Artificial Organs & Measurement Systems

The research group combines engineering and medicine with the goal of translating innovative technical concepts into clinically applicable solutions. The focus is on fluid mechanics in medicine, particularly the analysis, simulation, and optimization of complex fluid dynamics in biological and technical systems.

Against this backdrop, we develop and validate artificial organs as well as novel measurement and sensor systems that enable the precise monitoring and control of physiological processes. Using experimental test beds, numerical flow simulations, and modern design methods, we guide the process from the initial idea through prototyping to clinical application.

The research group builds on the long-standing expertise of the Laboratory for Biofluid Mechanics, founded in 1985 at the Virchow Clinic, and combines this with modern approaches to digital modeling and interdisciplinary translation.

Another area of research is the realistic modeling of biological fluids and the investigation of complex flow processes in medical systems. The goal is to reliably predict blood damage, thrombus risk, particle transport, and shear stress. The results form a central basis for the safe design of new medical technology.

Another area of focus is the development of portable, rapid, and non-invasive diagnostic systems for use at the patient’s bedside. The focus is on biosensors, nanoparticle-based detection methods, and telemedicine monitoring solutions. The goal is the early, digital, and decentralized detection of diseases.

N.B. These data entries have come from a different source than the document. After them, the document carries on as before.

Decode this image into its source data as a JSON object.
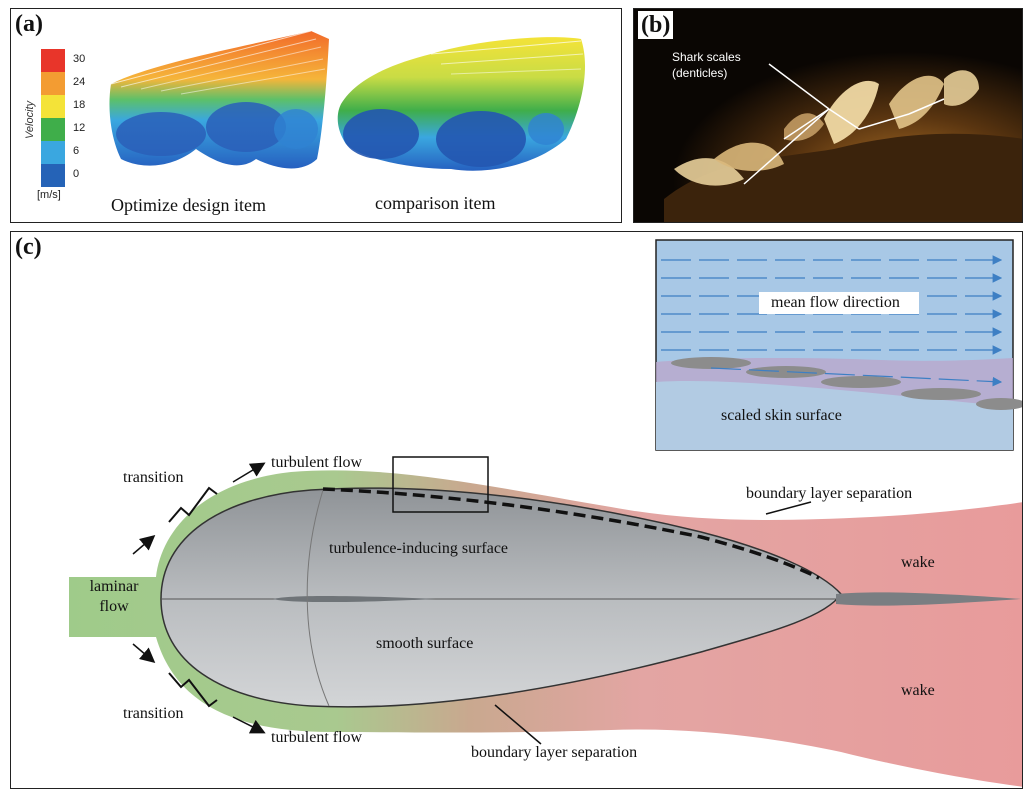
{
  "panel_a": {
    "label": "(a)",
    "legend_title": "Velocity",
    "legend_unit": "[m/s]",
    "legend_ticks": [
      "30",
      "24",
      "18",
      "12",
      "6",
      "0"
    ],
    "legend_colors": [
      "#e8352a",
      "#f39c32",
      "#f4e338",
      "#3fae4a",
      "#3aa7e0",
      "#2563b7"
    ],
    "caption_left": "Optimize design item",
    "caption_right": "comparison item"
  },
  "panel_b": {
    "label": "(b)",
    "annotation_line1": "Shark scales",
    "annotation_line2": "(denticles)"
  },
  "panel_c": {
    "label": "(c)",
    "inset_flow_label": "mean flow direction",
    "inset_surface_label": "scaled skin surface",
    "laminar_line1": "laminar",
    "laminar_line2": "flow",
    "transition_top": "transition",
    "transition_bottom": "transition",
    "turbulent_top": "turbulent flow",
    "turbulent_bottom": "turbulent flow",
    "turbulence_surface": "turbulence-inducing surface",
    "smooth_surface": "smooth surface",
    "bl_sep_top": "boundary layer separation",
    "bl_sep_bottom": "boundary layer separation",
    "wake_top": "wake",
    "wake_bottom": "wake"
  }
}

Our translation projects focus on the development, simulation, and validation of medical devices and precise drug delivery systems. Particular emphasis is placed on safety, dosing accuracy, and the absence of material-related contamination. The systems are designed for future cell, gene, and implant therapies.

Our expertise encompasses physical and virtual test systems for realistic development, measurement, and validation of medical technology systems. We focus on physiological test benches, experimental measurement platforms, and coupled simulation environments. Our goal is to conduct early functional testing, optimization, and risk minimization of new medical devices.

In this area of research, our focus is on developing bioreactors with innovative fluid dynamics that can generate gradients of drug combinations. These bioreactors can be used to assess both the efficacy of the combinations and the development of evolutionary resistance.